Research on variation between individual learners seeks to address the question: Why do some learners do better than others? A flurry of studies in the 1970s, often labelled the "good language learner studies", sought to identify the distinctive factors of successful learners. Although those studies are now widely regarded as simplistic, they did serve to identify a number of factors affecting language acquisition. More detailed research on many of these specific factors continues today.
Tests of language aptitude have proven extremely effective in predicting which learners will be successful in learning. However, considerable controversy remains about whether language aptitude is properly regarded as a unitary concept, an organic property of the brain, or as a complex of factors including motivation and short-term memory. Research has generally shown that language aptitude is quite distinct from general aptitude or intelligence, as measured by various tests, and is itself fairly consistently measurable by different tests.

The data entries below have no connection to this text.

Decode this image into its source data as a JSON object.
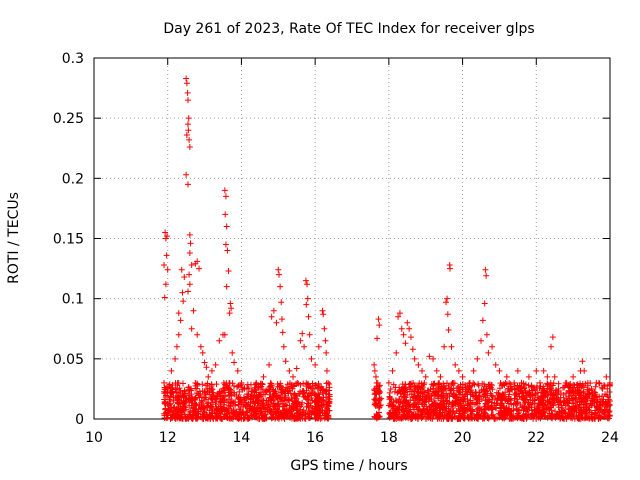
{
  "chart_data": {
    "type": "scatter",
    "title": "Day 261 of 2023, Rate Of TEC Index for receiver glps",
    "xlabel": "GPS time / hours",
    "ylabel": "ROTI / TECUs",
    "xlim": [
      10,
      24
    ],
    "ylim": [
      0,
      0.3
    ],
    "xticks": [
      10,
      12,
      14,
      16,
      18,
      20,
      22,
      24
    ],
    "yticks": [
      0,
      0.05,
      0.1,
      0.15,
      0.2,
      0.25,
      0.3
    ],
    "grid": true,
    "marker": "+",
    "series_color": "#ff0000",
    "data_description": "Dense cloud of ROTI samples between about 11.9 h and 24 h, gap between about 16.4 h and 17.6 h.",
    "points": [
      [
        11.9,
        0.128
      ],
      [
        11.92,
        0.101
      ],
      [
        11.95,
        0.112
      ],
      [
        11.97,
        0.136
      ],
      [
        12.0,
        0.124
      ],
      [
        11.93,
        0.155
      ],
      [
        11.95,
        0.15
      ],
      [
        11.98,
        0.152
      ],
      [
        11.9,
        0.03
      ],
      [
        11.95,
        0.022
      ],
      [
        12.1,
        0.04
      ],
      [
        12.2,
        0.05
      ],
      [
        12.25,
        0.06
      ],
      [
        12.3,
        0.07
      ],
      [
        12.35,
        0.082
      ],
      [
        12.4,
        0.105
      ],
      [
        12.42,
        0.098
      ],
      [
        12.45,
        0.118
      ],
      [
        12.38,
        0.124
      ],
      [
        12.3,
        0.088
      ],
      [
        12.5,
        0.283
      ],
      [
        12.52,
        0.279
      ],
      [
        12.54,
        0.271
      ],
      [
        12.55,
        0.265
      ],
      [
        12.57,
        0.25
      ],
      [
        12.55,
        0.245
      ],
      [
        12.56,
        0.24
      ],
      [
        12.58,
        0.232
      ],
      [
        12.6,
        0.226
      ],
      [
        12.52,
        0.236
      ],
      [
        12.5,
        0.203
      ],
      [
        12.55,
        0.195
      ],
      [
        12.6,
        0.153
      ],
      [
        12.62,
        0.146
      ],
      [
        12.6,
        0.138
      ],
      [
        12.65,
        0.128
      ],
      [
        12.58,
        0.12
      ],
      [
        12.6,
        0.112
      ],
      [
        12.55,
        0.106
      ],
      [
        12.7,
        0.09
      ],
      [
        12.75,
        0.129
      ],
      [
        12.8,
        0.131
      ],
      [
        12.85,
        0.125
      ],
      [
        12.9,
        0.06
      ],
      [
        12.95,
        0.055
      ],
      [
        13.0,
        0.047
      ],
      [
        13.05,
        0.043
      ],
      [
        13.1,
        0.035
      ],
      [
        12.8,
        0.07
      ],
      [
        12.65,
        0.075
      ],
      [
        13.2,
        0.04
      ],
      [
        13.3,
        0.045
      ],
      [
        13.4,
        0.065
      ],
      [
        13.5,
        0.07
      ],
      [
        13.55,
        0.19
      ],
      [
        13.58,
        0.185
      ],
      [
        13.56,
        0.17
      ],
      [
        13.6,
        0.16
      ],
      [
        13.58,
        0.145
      ],
      [
        13.62,
        0.14
      ],
      [
        13.65,
        0.123
      ],
      [
        13.6,
        0.11
      ],
      [
        13.7,
        0.096
      ],
      [
        13.72,
        0.092
      ],
      [
        13.68,
        0.088
      ],
      [
        13.55,
        0.07
      ],
      [
        13.75,
        0.055
      ],
      [
        13.8,
        0.047
      ],
      [
        13.9,
        0.04
      ],
      [
        14.0,
        0.03
      ],
      [
        14.2,
        0.025
      ],
      [
        14.4,
        0.03
      ],
      [
        14.5,
        0.02
      ],
      [
        14.6,
        0.035
      ],
      [
        14.75,
        0.045
      ],
      [
        14.82,
        0.085
      ],
      [
        14.88,
        0.09
      ],
      [
        14.95,
        0.08
      ],
      [
        15.0,
        0.124
      ],
      [
        15.02,
        0.12
      ],
      [
        15.05,
        0.11
      ],
      [
        15.08,
        0.097
      ],
      [
        15.1,
        0.083
      ],
      [
        15.12,
        0.072
      ],
      [
        15.15,
        0.06
      ],
      [
        15.2,
        0.048
      ],
      [
        15.3,
        0.04
      ],
      [
        15.4,
        0.035
      ],
      [
        15.5,
        0.042
      ],
      [
        15.6,
        0.065
      ],
      [
        15.65,
        0.071
      ],
      [
        15.7,
        0.06
      ],
      [
        15.75,
        0.115
      ],
      [
        15.78,
        0.112
      ],
      [
        15.8,
        0.1
      ],
      [
        15.76,
        0.095
      ],
      [
        15.82,
        0.085
      ],
      [
        15.85,
        0.07
      ],
      [
        15.9,
        0.05
      ],
      [
        16.0,
        0.045
      ],
      [
        16.1,
        0.06
      ],
      [
        16.2,
        0.09
      ],
      [
        16.22,
        0.087
      ],
      [
        16.25,
        0.075
      ],
      [
        16.28,
        0.065
      ],
      [
        16.3,
        0.055
      ],
      [
        16.32,
        0.04
      ],
      [
        16.35,
        0.03
      ],
      [
        16.3,
        0.018
      ],
      [
        16.2,
        0.025
      ],
      [
        17.6,
        0.045
      ],
      [
        17.62,
        0.04
      ],
      [
        17.65,
        0.035
      ],
      [
        17.7,
        0.03
      ],
      [
        17.72,
        0.083
      ],
      [
        17.74,
        0.078
      ],
      [
        17.68,
        0.067
      ],
      [
        17.7,
        0.025
      ],
      [
        17.65,
        0.015
      ],
      [
        17.75,
        0.01
      ],
      [
        18.0,
        0.03
      ],
      [
        18.1,
        0.04
      ],
      [
        18.2,
        0.055
      ],
      [
        18.25,
        0.085
      ],
      [
        18.3,
        0.088
      ],
      [
        18.35,
        0.075
      ],
      [
        18.4,
        0.07
      ],
      [
        18.45,
        0.063
      ],
      [
        18.5,
        0.08
      ],
      [
        18.55,
        0.075
      ],
      [
        18.6,
        0.068
      ],
      [
        18.65,
        0.058
      ],
      [
        18.7,
        0.05
      ],
      [
        18.8,
        0.045
      ],
      [
        18.9,
        0.04
      ],
      [
        19.0,
        0.035
      ],
      [
        19.1,
        0.052
      ],
      [
        19.2,
        0.05
      ],
      [
        19.3,
        0.04
      ],
      [
        19.4,
        0.035
      ],
      [
        19.5,
        0.06
      ],
      [
        19.55,
        0.097
      ],
      [
        19.58,
        0.1
      ],
      [
        19.6,
        0.087
      ],
      [
        19.62,
        0.074
      ],
      [
        19.65,
        0.128
      ],
      [
        19.66,
        0.125
      ],
      [
        19.7,
        0.06
      ],
      [
        19.8,
        0.045
      ],
      [
        19.9,
        0.04
      ],
      [
        20.0,
        0.035
      ],
      [
        20.2,
        0.03
      ],
      [
        20.3,
        0.04
      ],
      [
        20.4,
        0.05
      ],
      [
        20.5,
        0.065
      ],
      [
        20.55,
        0.082
      ],
      [
        20.6,
        0.096
      ],
      [
        20.62,
        0.124
      ],
      [
        20.64,
        0.119
      ],
      [
        20.66,
        0.07
      ],
      [
        20.7,
        0.055
      ],
      [
        20.8,
        0.06
      ],
      [
        20.9,
        0.045
      ],
      [
        21.0,
        0.04
      ],
      [
        21.2,
        0.035
      ],
      [
        21.4,
        0.03
      ],
      [
        21.5,
        0.04
      ],
      [
        21.6,
        0.03
      ],
      [
        21.8,
        0.035
      ],
      [
        22.0,
        0.04
      ],
      [
        22.1,
        0.03
      ],
      [
        22.2,
        0.04
      ],
      [
        22.3,
        0.035
      ],
      [
        22.4,
        0.06
      ],
      [
        22.45,
        0.068
      ],
      [
        22.5,
        0.035
      ],
      [
        22.6,
        0.025
      ],
      [
        22.8,
        0.03
      ],
      [
        23.0,
        0.035
      ],
      [
        23.2,
        0.04
      ],
      [
        23.25,
        0.048
      ],
      [
        23.3,
        0.04
      ],
      [
        23.4,
        0.03
      ],
      [
        23.5,
        0.025
      ],
      [
        23.6,
        0.02
      ],
      [
        23.7,
        0.03
      ],
      [
        23.8,
        0.025
      ],
      [
        23.9,
        0.035
      ],
      [
        24.0,
        0.03
      ],
      [
        24.0,
        0.015
      ]
    ],
    "noise_band": {
      "x_ranges": [
        [
          11.9,
          16.4
        ],
        [
          17.6,
          17.8
        ],
        [
          18.0,
          24.0
        ]
      ],
      "ymax": 0.03,
      "count": 2600,
      "seed": 261
    }
  }
}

Language aptitude research is often criticized for being irrelevant to the problems of language learners, who must attempt to learn a language regardless of whether they are gifted for the task or not. This claim is reinforced by research findings that aptitude is largely unchangeable. In addition, traditional language aptitude measures such as the Modern Language Aptitude Test strongly favor decontextualized knowledge of the sort used in taking tests, rather than the sort used in conversation. For this reason little research is carried out on aptitude today. However, operators of selective language programs such as the United States Defense Language Institute continue to use language aptitude testing as part of applicant screening.
Main article: Critical Period Hypothesis
It is commonly believed that children are better suited to learn a second language than are adults. However, general second language research has failed to support the Critical Period Hypothesis in its strong form, which argues that full language acquisition is impossible beyond a certain age.